Clinical Significance
Rarefying osteitis indicates pulp necrosis and requires endodontic treatment (root canal therapy) or extraction. Because a tooth may be necrotic without visible radiographic change, clinical pulp vitality testing is essential and should not rely on radiographs alone. Early lesions may be subtle; comparison with prior radiographs is helpful for detecting change over time. Following successful endodontic treatment, bone regeneration should be observed radiographically over a period of 6–24 months.
Differential Interpretation
Periapical cemento-osseous dysplasia (early/lytic stage)

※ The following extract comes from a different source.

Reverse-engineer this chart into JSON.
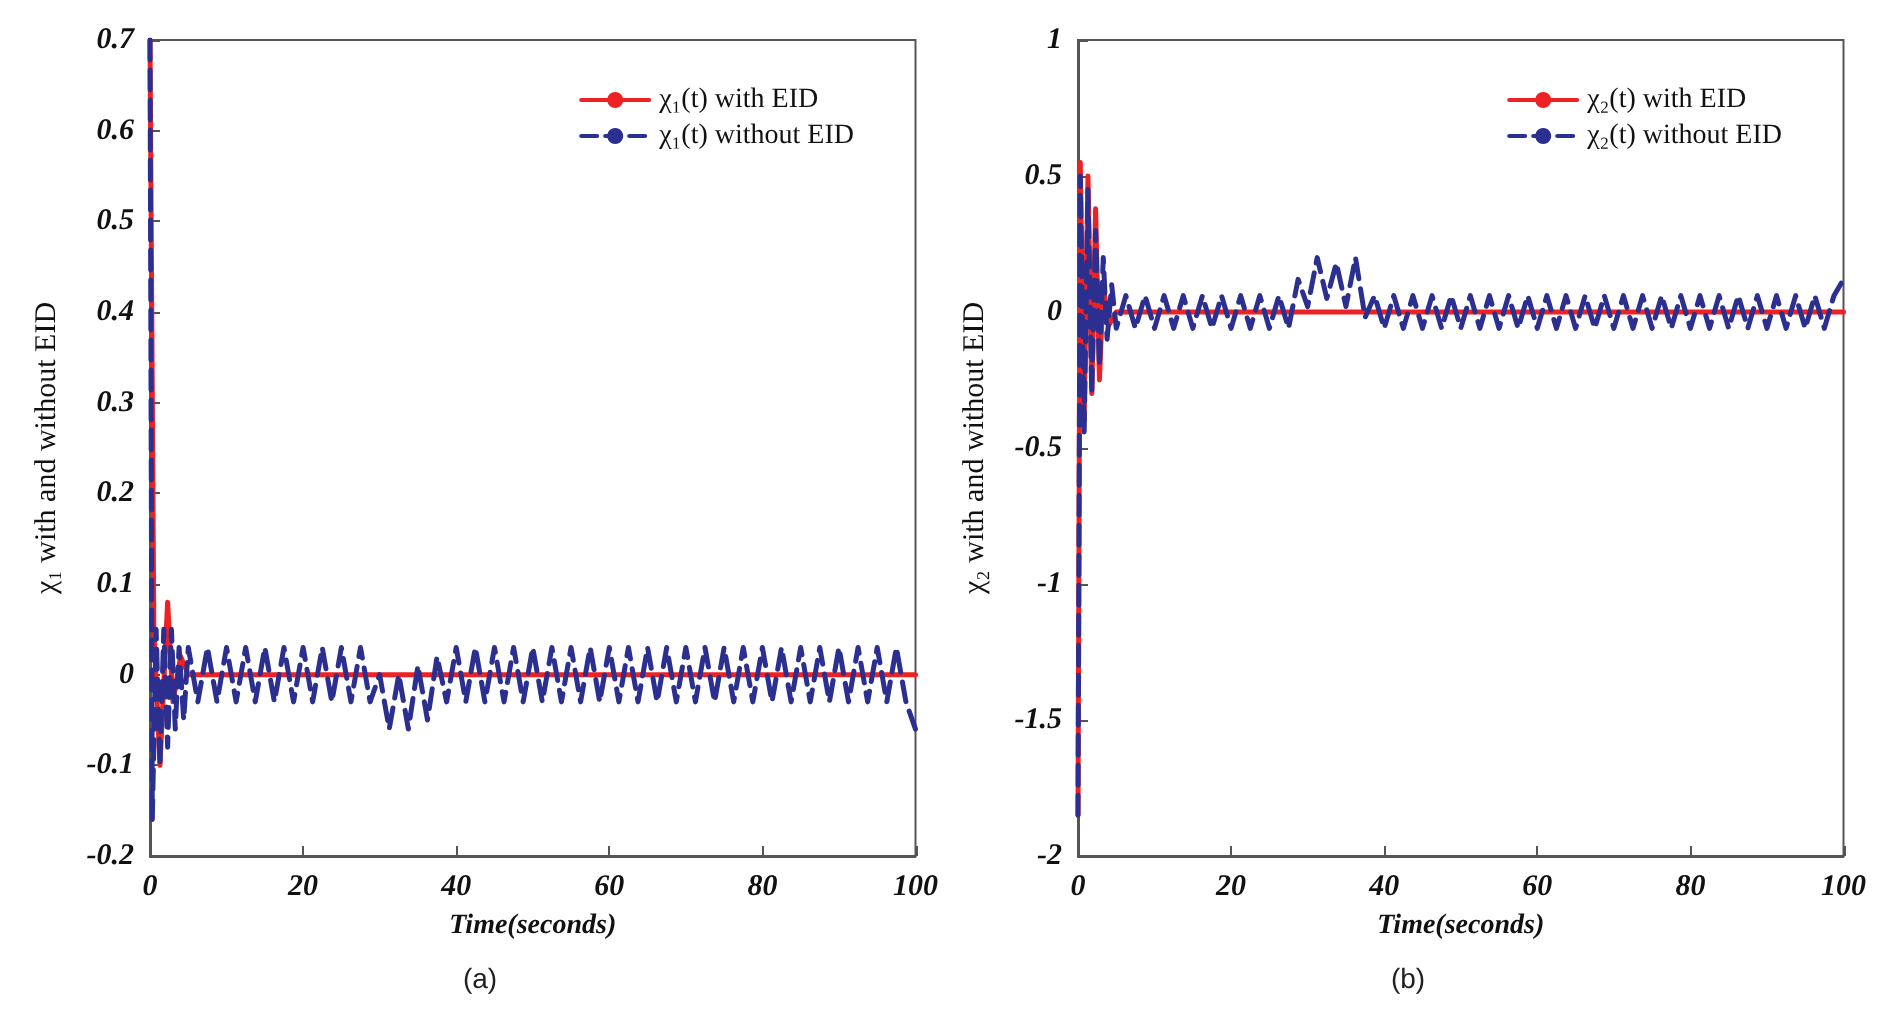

Early PCOD can appear as a periapical radiolucency closely mimicking rarefying osteitis. The key distinguishing feature is tooth vitality — the associated tooth is vital in PCOD. Pulp vitality testing is essential to differentiate these two entities.
Lateral periodontal cyst
A radiolucency on the lateral aspect of a root may resemble lateral rarefying osteitis. Lateral periodontal cysts are associated with vital teeth and typically display a well-defined, corticated border.
Normal anatomic landmarks
Structures such as the mental foramen, incisive foramen, or maxillary sinus may occasionally project over a root apex and mimic rarefying osteitis on a 2D radiograph. Repositioned radiographs or CBCT can help clarify.